6. 自分ブランディングがしっかりできている

分かりやすく言えば 見られる立場であることを理解しているかどうか です。「どういう風な人間だと見られたいか」「どんなキャラクターを演出したいか」と、自分プロデュースができているライターは編集者も声をかけてみたくなるもの。SNS を利用した認知度の拡大を図る際にも、その演出力が求められます。ともすればタレントとも形容される職業です、専門性、文体、そしてキャラクターを意識しましょう。

 

この技能もあればなおよし

カメラが使える

得手不得手はありますが、ある程度使えた方が良いスキルがこれ。それは「カメラも撮れる便利なライター」になるわけではなく、カメラマンと一緒に仕事するときにイメージの共有を図れる能力がある ことを示すためです。編集者が思い描いている記事を絵として思い描け、それを汲み取ったうえで取材現場でしっかりカメラマンに指示出しできること。そのためには、自らカメラを触ることで写真の構図や撮影の段取りを理解しておかねばなりません。
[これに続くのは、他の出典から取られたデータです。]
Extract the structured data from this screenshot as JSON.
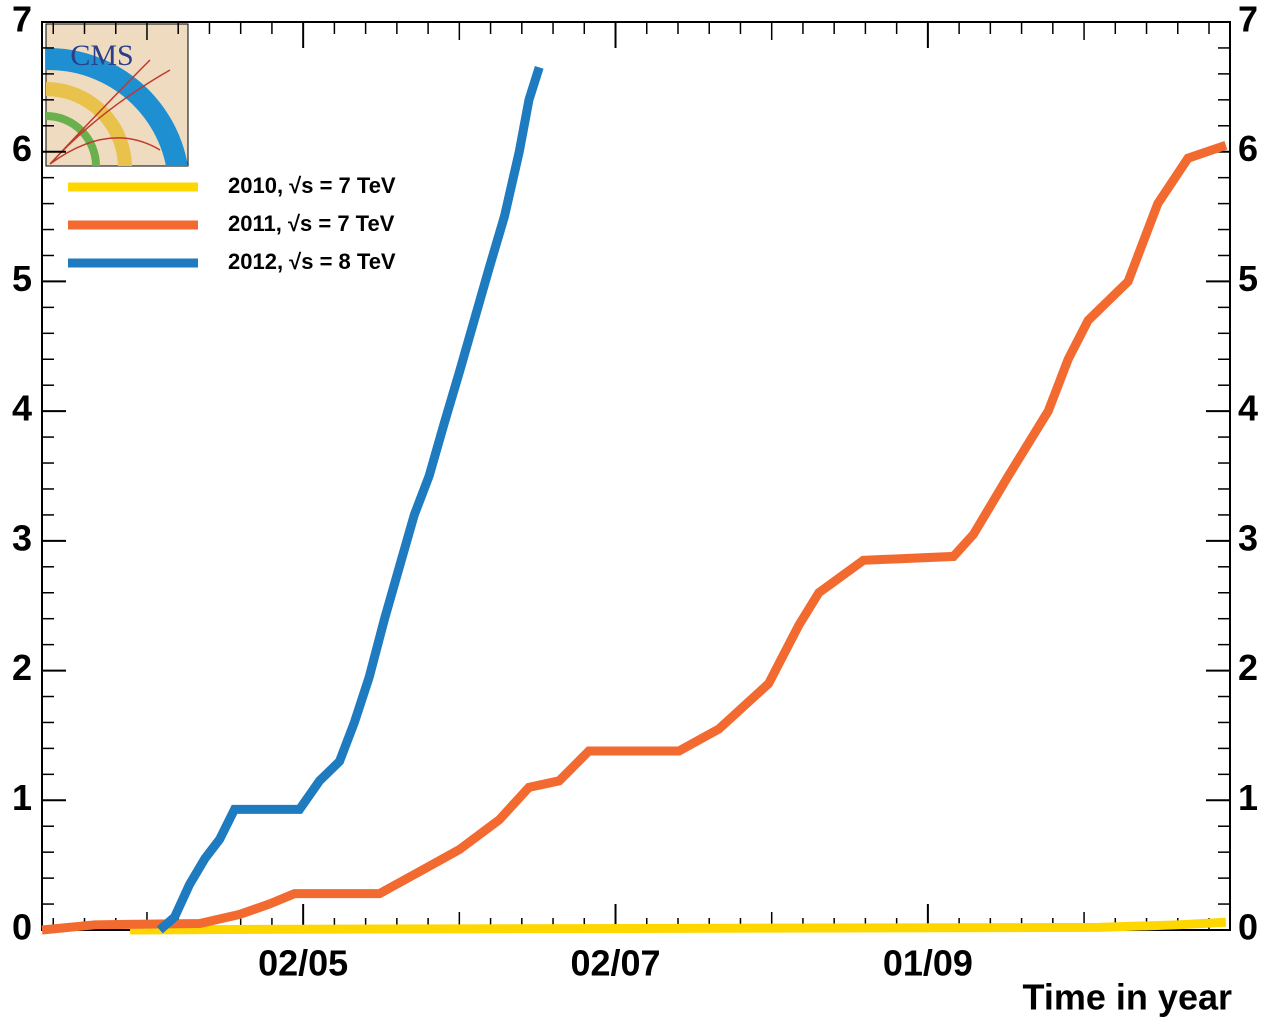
{
  "chart_data": {
    "type": "line",
    "logo_text": "CMS",
    "x_label": "Time in year",
    "xlim": [
      71,
      303
    ],
    "xticks": [
      {
        "value": 122,
        "label": "02/05"
      },
      {
        "value": 183,
        "label": "02/07"
      },
      {
        "value": 244,
        "label": "01/09"
      }
    ],
    "ylim": [
      0,
      7
    ],
    "yticks": [
      0,
      1,
      2,
      3,
      4,
      5,
      6,
      7
    ],
    "legend": "upper left",
    "series": [
      {
        "name": "2010, √s = 7 TeV",
        "color": "#FFD700",
        "x": [
          88.2,
          111.5,
          277.2,
          292.8,
          302.2
        ],
        "values": [
          0,
          0.005,
          0.02,
          0.04,
          0.06
        ]
      },
      {
        "name": "2011, √s = 7 TeV",
        "color": "#F26A2F",
        "x": [
          71.0,
          81.3,
          101.8,
          109.6,
          115.4,
          120.3,
          136.9,
          144.7,
          152.5,
          160.3,
          166.1,
          172.0,
          177.8,
          195.4,
          203.2,
          212.9,
          218.8,
          222.7,
          231.4,
          249.0,
          252.9,
          259.7,
          267.5,
          271.4,
          275.3,
          283.1,
          288.9,
          294.8,
          302.2
        ],
        "values": [
          0,
          0.04,
          0.05,
          0.12,
          0.2,
          0.28,
          0.28,
          0.45,
          0.62,
          0.85,
          1.1,
          1.15,
          1.38,
          1.38,
          1.55,
          1.9,
          2.35,
          2.6,
          2.85,
          2.88,
          3.05,
          3.5,
          4.0,
          4.4,
          4.7,
          5.0,
          5.6,
          5.95,
          6.05
        ]
      },
      {
        "name": "2012, √s = 8 TeV",
        "color": "#1E7BC0",
        "x": [
          94.0,
          96.9,
          99.8,
          102.8,
          105.7,
          108.6,
          121.3,
          125.2,
          129.1,
          132.0,
          134.9,
          137.9,
          140.8,
          143.7,
          146.6,
          149.5,
          152.5,
          155.4,
          158.3,
          161.3,
          164.2,
          166.1,
          168.1
        ],
        "values": [
          0,
          0.1,
          0.35,
          0.55,
          0.7,
          0.93,
          0.93,
          1.15,
          1.3,
          1.6,
          1.95,
          2.4,
          2.8,
          3.2,
          3.5,
          3.9,
          4.3,
          4.7,
          5.1,
          5.5,
          6.0,
          6.4,
          6.65
        ]
      }
    ]
  }
}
もちろん作家性を伸ばす意味で「カメラは学ばない。あえてね」という姿勢を貫くのもまたヨシ。なので、必須項目とはしませんでした。

 

動画が撮れる & 編集できる

これもカメラ同様、知っておくと先々生きてくるスキルです。Web で活動するライターならば、ムービーに関する基本的な取り組みは知っておきたいところ。
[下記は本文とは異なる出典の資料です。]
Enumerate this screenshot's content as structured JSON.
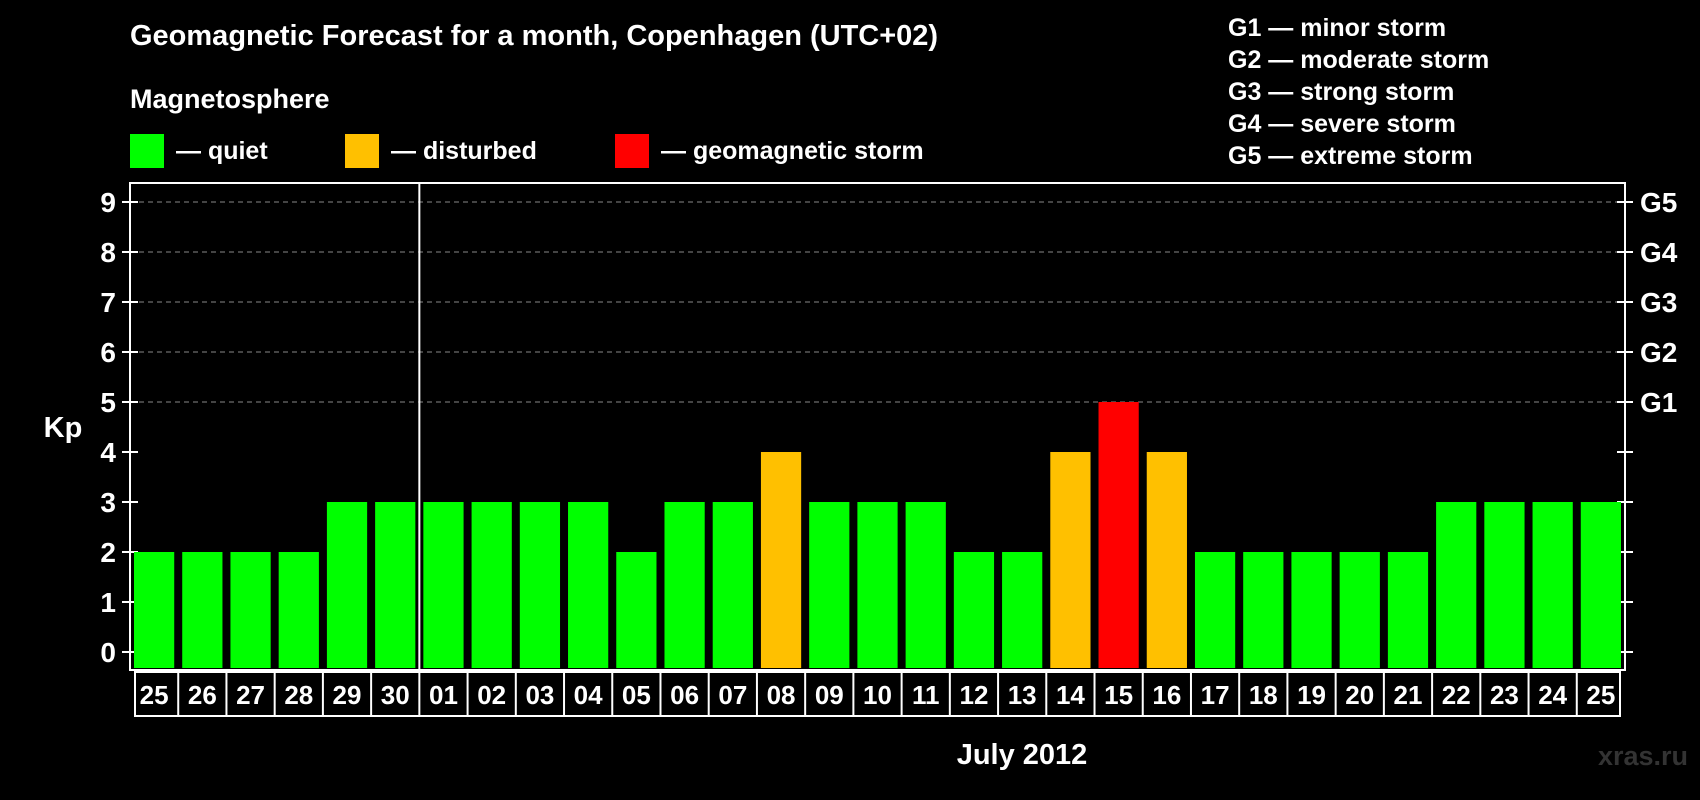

実際に取り組んでみるとよくわかりますが、ノウハウを持ち合わせていないと実にコストパフォーマンスが悪いコンテンツです。だからこそ動画の単価(ギャランティ)が高いことがわかりますし、動画制作の話がクライアントとの卓上に出た際でもリアリティのある話ができるようになります。

「あ、これって動画で見せた方がよく伝わるかも」

と、動画撮影に取り組んだ経験の有無で、取材現場での見方も変わってきます。その場で撮ったスマホの動画が記事コンテンツの大きな助力となることも大いに有りえます。そういった視点を持っているライターは、明らかに他より抜きん出てきます。これまた必須項目ではありませんが、今から取り組んでおけば「ここぞ」という取材で役立つことがあるかもしれない、そのときにつく差は相当に大きなものとなるでしょう。

 

まとめ

いずれも一朝一夕で身につくものではないので、結果的に地道な努力を要することになりますが、それもひとえに「書いて生きる」うえで欠かせない土台となるもの。安定感のあるライターは編集者も声をかけたくなるもので、そうなれば「仕事を受けるか否か」「ギャランティの交渉」もしっかりできるようになります。使いっ走りのようなライターで終わらぬよう、頑張って自分プロデュースに取り組んでみてください!